- Pedro Valls Feu Rosa - http://pedrovallsfeurosa.com.br -

A Glória de um país

Brasil, Espírito Santo, Vila Velha, bairro Glória – um conhecido polo da indústria de confecções. Li que em função das importações de tecidos chineses cerca de 70 fábricas de lá fecharam suas portas, e há quem preveja uma queda entre 35% e 40% no faturamento de nossas indústrias têxteis.

Li também que o impacto da concorrência com a China na indústria brasileira é tão significativo que 67% das empresas exportadoras brasileiras que competem com produtos chineses perderam clientes – e outras 4% simplesmente deixaram de exportar. Além disso, 45% das empresas que competem com o gigante asiático perderam participação no mercado brasileiro.

Há quem diga que o culpado é o alto custo do trabalhador brasileiro. Eu discordo. Afinal, os produtores chineses de tecidos contam com a vantagem de 27 tipos de apoio diferentes, concedidos pelos governos federal, provinciais e municipais.

Os benefícios vão desde incentivos tributários e crédito facilitado até o controle dos preços das matérias-primas, passando por fundos de apoio à exportação – esta a constatação de um estudo norte-americano.

Citarei um pequeno exemplo: quando os preços do algodão no mercado externo chegaram a US$ 2 por libra-peso, as tecelagens chinesas continuaram pagando apenas US$ 1, graças à interferência do Estado – que também ajuda com descontos no custo da energia, financiamentos camaradas e até terrenos para construção de fábricas.

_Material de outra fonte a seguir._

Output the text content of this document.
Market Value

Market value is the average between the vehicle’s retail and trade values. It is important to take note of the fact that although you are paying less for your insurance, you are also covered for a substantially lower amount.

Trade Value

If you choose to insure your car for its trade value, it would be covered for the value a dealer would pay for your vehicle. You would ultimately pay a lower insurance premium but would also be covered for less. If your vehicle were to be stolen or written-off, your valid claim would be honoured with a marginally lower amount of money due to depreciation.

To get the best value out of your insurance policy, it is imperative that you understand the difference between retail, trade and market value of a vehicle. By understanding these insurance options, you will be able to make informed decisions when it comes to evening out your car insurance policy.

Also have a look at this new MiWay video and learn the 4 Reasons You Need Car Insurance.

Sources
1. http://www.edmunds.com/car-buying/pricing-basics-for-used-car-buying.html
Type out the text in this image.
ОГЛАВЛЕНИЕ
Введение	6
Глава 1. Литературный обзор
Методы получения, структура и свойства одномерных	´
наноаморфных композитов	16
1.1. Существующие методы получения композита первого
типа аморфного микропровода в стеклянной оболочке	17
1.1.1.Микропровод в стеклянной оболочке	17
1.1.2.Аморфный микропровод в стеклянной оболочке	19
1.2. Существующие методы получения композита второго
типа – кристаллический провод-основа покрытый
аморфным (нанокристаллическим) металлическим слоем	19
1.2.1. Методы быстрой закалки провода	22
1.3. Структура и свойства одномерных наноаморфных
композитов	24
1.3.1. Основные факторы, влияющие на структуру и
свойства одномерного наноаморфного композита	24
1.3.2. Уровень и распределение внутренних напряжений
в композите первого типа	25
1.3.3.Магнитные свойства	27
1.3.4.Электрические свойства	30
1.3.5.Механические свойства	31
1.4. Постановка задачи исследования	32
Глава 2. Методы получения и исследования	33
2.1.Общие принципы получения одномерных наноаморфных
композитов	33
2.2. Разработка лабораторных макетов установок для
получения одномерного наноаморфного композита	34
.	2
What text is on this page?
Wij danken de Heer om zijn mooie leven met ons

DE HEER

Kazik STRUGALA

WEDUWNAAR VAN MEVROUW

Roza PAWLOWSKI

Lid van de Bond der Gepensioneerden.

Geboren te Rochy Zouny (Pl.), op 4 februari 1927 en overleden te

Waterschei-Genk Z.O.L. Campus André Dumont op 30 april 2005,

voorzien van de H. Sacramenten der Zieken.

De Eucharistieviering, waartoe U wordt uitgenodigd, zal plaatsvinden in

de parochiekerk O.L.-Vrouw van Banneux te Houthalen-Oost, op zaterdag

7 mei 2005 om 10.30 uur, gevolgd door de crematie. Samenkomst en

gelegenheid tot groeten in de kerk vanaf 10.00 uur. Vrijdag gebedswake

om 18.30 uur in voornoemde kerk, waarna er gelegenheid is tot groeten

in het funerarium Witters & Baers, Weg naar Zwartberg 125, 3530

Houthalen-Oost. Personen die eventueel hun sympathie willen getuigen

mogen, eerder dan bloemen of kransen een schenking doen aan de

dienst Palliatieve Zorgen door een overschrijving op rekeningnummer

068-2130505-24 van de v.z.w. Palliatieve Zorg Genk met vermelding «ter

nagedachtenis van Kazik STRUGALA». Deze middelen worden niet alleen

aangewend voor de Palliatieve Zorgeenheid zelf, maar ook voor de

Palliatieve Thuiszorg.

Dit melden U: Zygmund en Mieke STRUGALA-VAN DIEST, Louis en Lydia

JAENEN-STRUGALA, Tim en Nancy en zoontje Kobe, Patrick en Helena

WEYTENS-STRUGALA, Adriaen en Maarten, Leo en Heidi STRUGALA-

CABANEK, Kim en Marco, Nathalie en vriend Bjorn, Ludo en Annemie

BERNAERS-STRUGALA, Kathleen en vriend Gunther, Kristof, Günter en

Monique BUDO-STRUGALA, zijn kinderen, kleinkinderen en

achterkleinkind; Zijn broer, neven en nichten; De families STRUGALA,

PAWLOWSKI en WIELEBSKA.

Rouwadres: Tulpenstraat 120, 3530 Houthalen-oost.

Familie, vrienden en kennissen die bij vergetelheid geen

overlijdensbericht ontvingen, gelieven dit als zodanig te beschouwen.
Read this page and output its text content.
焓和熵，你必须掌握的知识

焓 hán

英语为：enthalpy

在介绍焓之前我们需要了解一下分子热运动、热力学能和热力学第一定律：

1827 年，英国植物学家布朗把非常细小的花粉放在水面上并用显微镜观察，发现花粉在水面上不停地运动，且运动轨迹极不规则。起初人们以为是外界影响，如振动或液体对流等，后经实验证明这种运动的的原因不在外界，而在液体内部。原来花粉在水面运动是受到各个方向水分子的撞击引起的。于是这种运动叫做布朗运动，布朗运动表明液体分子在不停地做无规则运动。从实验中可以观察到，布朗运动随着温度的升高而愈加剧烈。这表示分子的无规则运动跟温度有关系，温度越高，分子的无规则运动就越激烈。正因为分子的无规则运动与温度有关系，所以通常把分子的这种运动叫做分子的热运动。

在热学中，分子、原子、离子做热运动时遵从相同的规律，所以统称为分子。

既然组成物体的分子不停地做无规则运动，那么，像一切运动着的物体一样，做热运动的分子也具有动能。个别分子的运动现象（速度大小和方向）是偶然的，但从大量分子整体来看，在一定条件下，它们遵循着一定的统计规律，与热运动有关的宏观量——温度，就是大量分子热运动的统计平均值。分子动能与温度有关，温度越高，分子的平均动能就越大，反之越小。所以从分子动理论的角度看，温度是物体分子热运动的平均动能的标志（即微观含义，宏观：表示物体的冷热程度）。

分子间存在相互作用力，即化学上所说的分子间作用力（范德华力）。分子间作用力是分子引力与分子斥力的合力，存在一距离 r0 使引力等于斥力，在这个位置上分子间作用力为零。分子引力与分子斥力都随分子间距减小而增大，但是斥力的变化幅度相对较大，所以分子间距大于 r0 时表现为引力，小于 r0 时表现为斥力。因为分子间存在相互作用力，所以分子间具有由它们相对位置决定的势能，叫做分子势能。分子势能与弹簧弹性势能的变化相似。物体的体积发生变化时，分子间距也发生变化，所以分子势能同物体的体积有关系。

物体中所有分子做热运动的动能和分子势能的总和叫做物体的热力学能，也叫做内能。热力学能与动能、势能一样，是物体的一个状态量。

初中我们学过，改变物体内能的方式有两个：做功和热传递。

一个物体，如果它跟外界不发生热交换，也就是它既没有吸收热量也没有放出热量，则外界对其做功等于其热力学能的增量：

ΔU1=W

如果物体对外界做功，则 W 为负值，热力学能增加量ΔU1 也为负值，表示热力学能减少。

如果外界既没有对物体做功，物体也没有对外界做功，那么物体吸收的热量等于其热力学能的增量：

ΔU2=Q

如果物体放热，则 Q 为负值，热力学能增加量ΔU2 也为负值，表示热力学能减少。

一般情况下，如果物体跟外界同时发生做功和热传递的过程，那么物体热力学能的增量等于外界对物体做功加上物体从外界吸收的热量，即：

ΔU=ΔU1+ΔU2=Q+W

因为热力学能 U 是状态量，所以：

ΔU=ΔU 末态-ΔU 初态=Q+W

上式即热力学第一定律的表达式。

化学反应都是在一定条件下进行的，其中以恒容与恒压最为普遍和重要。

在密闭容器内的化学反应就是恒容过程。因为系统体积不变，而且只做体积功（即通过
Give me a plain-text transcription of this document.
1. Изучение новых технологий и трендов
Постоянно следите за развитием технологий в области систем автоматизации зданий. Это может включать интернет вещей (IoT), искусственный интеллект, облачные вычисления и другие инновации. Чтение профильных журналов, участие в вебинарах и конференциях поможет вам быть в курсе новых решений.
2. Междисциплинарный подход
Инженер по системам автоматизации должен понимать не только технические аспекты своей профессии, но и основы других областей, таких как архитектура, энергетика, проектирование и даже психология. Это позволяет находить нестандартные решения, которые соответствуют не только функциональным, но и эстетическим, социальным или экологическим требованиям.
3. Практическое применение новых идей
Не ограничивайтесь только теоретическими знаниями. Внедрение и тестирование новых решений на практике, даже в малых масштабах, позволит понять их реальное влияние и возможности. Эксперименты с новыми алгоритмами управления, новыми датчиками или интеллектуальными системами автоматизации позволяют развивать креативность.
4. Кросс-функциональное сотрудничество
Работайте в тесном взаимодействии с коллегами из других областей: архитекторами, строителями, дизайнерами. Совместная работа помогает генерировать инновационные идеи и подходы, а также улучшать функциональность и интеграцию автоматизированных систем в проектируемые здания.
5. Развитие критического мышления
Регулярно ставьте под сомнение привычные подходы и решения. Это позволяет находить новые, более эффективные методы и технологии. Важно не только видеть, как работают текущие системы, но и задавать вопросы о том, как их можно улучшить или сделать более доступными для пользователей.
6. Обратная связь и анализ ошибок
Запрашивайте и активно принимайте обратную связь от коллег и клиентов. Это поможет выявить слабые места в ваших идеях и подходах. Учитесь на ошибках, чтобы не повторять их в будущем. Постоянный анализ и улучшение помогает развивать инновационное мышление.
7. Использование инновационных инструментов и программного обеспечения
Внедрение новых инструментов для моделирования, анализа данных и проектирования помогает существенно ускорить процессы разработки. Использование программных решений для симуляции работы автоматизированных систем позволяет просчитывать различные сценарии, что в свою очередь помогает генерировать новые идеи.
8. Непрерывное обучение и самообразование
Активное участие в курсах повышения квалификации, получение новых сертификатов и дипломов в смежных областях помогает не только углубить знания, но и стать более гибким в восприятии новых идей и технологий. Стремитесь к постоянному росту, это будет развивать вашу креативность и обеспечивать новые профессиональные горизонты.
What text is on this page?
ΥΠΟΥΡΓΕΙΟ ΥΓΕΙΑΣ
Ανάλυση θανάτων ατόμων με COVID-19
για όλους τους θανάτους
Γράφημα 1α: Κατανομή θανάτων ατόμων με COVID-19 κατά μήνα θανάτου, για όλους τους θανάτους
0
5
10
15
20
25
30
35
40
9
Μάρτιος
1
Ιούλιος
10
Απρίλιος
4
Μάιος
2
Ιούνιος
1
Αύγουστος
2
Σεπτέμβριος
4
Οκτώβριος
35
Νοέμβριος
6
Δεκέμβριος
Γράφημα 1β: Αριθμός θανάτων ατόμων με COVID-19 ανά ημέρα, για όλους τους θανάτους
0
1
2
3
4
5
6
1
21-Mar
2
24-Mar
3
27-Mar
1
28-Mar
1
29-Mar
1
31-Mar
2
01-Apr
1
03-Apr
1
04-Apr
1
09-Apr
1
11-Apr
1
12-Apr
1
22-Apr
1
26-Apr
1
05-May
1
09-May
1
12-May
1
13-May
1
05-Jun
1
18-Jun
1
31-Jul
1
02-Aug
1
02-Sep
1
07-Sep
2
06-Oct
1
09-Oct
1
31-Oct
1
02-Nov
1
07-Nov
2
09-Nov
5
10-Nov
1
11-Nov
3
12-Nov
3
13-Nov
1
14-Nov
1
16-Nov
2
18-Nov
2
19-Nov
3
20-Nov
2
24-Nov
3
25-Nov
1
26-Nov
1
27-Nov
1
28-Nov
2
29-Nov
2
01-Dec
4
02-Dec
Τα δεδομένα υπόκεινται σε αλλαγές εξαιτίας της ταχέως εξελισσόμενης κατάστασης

Enquanto estes graves fatos acontecem aqui, li no jornal “Deccan Herald”, lá da Índia, a seguinte notícia: “Corantes tóxicos que podem causar câncer foram detectados em alguns tecidos chineses, criando preocupação de que consumidores possam ser expostos a riscos”.

Na Arábia Saudita esta preocupação também existe. Segundo reportagem publicada pelo jornal “Al-Eqtisadiah”, “cerca de 10% das roupas importadas [da China] contém componentes causadores de câncer”.

Repercutindo esta matéria, o jornal “Arab News” ouviu um representante do governo chinês. Segue sua resposta sobre os culpados: “são os comerciantes sauditas, que pedem sempre produtos baratos”. Simples assim.

Sou leitor de diversos jornais deste planeta. Poderia citar, em complemento ao que já escrevi, reportagens que encontrei sobre substâncias altamente tóxicas encontradas em produtos tão diversos como pasta de dentes, alimentos, água, móveis, calçados, brinquedos etc. – mas limitei-me, aqui, a lançar algumas luzes sobre a questão têxtil.

Não sou, e fique isto muito claro, adepto do isolamento – defendo, antes, a integração plena com outros países. Sou inimigo declarado das barreiras comerciais – e defensor intransigente do livre-comércio.

Sim, nada veria de incorreto em expor nossas empresas a uma concorrência saudável – todos teríamos a ganhar com isso. Porém, o que temos testemunhado passa ao largo do que conhecemos como “concorrência” ou “livre-comércio”.

Realçaria, finalmente, a questão da saúde pública. Afinal, são as roupas que vestimos, os brinquedos com os quais nossas crianças se divertem, os alimentos que ingerimos e os utensílios que manuseamos – quantos deles, afinal, estão contaminados por resíduos tóxicos causadores de câncer? E quem ficará doente? Eu? Você? Seu filho?

Acredito seja chegada a hora de, com justiça e serenidade, discutirmos de forma profunda as exatas dimensões e consequências desta “abertura dos portos” promovida no Brasil ao longo das últimas décadas – e que pode levá-lo a ser um país sem glória.